Section 25 of the Reich and State Citizenship Law of July 22, 1913, is applicable and provides that, ‘A German who neither has his domicile nor his permanent residence in Germany loses his citizenship by acquisition of a foreign citizenship, if this acquisition is the result of his application or the application of the husband or legal representative. * * * A person does not lose his or her citizenship if he or she has obtained, prior to the acquisition of the foreign citizenship, upon his or her application, the written permission of the competent authorities of his or her home state for retaining his or her German citizenship. Prior to the granting of the permission, a German Consul should be heard.’ 

 

The undisputed evidence shows that when the appellant informed the German consul that he was about to opt for citizenship in Costa Rica, he was told that he would, by so doing, lose his German citizenship. He never sought or received, so far as appears, the written permission of the competent German authorities to retain his German citizenship.

 

His action in opting for Costa Rican citizenship was a voluntary exercise of a legal right. In that sense it was an application for such citizenship. It indicated his own desire to become a citizen of Costa Rica, recognized as such under its laws, and though it was also the demand of a right which could not lawfully be refused, its character as an application for the recognition of that right persisted and that deprived him of German citizenship under German law. 

 

That was the status of the appellant until the day before he was arrested in Costa Rica. But on September 23, 1944, the President of Costa Rica, by means of a resolution promulgated by the Secretary of State in the Ministry of Foreign Affairs, did, in purported compliance with Costa Rican law, declare that the appellant had lost his Costa Rican nationality and ordered the cancellation of his inscription in the Civil Registry. The appellant now seeks to attack the validity of this presidential action and to have us hold it a nullity under Costa Rican law. Since it has been clearly shown that it was a governmental act performed within the territory of Costa Rica, we cannot sit in judgment upon its validity but we must accept it as a lawful cancellation of the appellant’s Costa Rican citizenship because done by a foreign sovereign within its own country. The Claveresk, 2 Cir., 264 F. 276; Banco DeEspana v. Federal Reserve Bank, 2 Cir., 114 F.2d 438;  [*52]  Ricaud v. American Metal Co., 246 U.S. 304, 38 S. Ct. 62 L. Ed. 733; Underhill v. Hernandez, 168 U.S. 250, 18 S. Ct. 83, 42 L. Ed. 456.  

 

Yet this deprivation of his Costa Rican citizenship did not restore him to German citizenship.

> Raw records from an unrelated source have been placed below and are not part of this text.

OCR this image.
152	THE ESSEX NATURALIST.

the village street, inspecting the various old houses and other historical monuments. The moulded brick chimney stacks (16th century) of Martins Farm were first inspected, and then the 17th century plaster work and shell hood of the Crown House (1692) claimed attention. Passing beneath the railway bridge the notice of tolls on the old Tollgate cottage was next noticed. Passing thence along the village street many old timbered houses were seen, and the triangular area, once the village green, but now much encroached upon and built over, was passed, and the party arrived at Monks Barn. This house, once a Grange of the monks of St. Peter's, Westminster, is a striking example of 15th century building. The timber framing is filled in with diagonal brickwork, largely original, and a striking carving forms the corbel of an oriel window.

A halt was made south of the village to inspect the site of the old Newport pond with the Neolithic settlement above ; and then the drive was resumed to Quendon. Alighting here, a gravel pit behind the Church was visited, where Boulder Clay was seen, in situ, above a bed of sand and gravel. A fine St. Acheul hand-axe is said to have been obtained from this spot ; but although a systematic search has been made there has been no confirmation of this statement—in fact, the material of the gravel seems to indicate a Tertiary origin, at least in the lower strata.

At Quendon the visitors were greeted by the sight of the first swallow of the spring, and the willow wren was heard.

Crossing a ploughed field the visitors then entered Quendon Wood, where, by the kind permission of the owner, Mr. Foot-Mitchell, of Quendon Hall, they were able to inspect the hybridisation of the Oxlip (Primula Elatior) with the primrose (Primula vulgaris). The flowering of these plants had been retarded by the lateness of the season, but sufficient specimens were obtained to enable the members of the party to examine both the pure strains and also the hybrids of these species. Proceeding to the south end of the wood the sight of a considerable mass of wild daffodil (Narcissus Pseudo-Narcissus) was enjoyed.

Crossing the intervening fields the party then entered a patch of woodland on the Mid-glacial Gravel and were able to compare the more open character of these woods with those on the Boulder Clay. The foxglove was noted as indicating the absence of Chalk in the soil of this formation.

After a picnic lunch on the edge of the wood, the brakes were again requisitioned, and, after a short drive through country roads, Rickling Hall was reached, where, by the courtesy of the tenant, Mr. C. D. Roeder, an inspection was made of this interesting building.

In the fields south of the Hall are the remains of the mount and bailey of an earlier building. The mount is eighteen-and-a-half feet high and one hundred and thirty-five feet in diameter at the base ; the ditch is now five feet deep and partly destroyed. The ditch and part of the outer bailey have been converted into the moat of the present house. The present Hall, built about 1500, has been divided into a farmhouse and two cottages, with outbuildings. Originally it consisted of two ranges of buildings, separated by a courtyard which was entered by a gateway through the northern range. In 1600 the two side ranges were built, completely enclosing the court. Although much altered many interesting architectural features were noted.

That could only be done by Germany itself and there is nothing whatever in the record to show, or even suggest, that anything has happened since September 23, 1944, to make him a German citizen.

 

The statute authorizes the President to bring about the detention only of ‘ * * * all natives, citizens, denizens or subjects of the hostile nation or government * * * . ’ The appellant is not within this class as a native or as a denizen of Costa Rica, which was, and is, a friendly government. He never was a native of Germany, the only hostile nation or government with which we are now concerned, and if he ever was a citizen, a subject or a denizen of Germany he was, and has been, within none of those designations at any time while he has been within the United States.

 

Consequently the justification for his present restraint claimed by the appellee under the above statute is inadequate as a matter of law and he is being illegally restrained. 

 

Order reversed. Appellant discharged.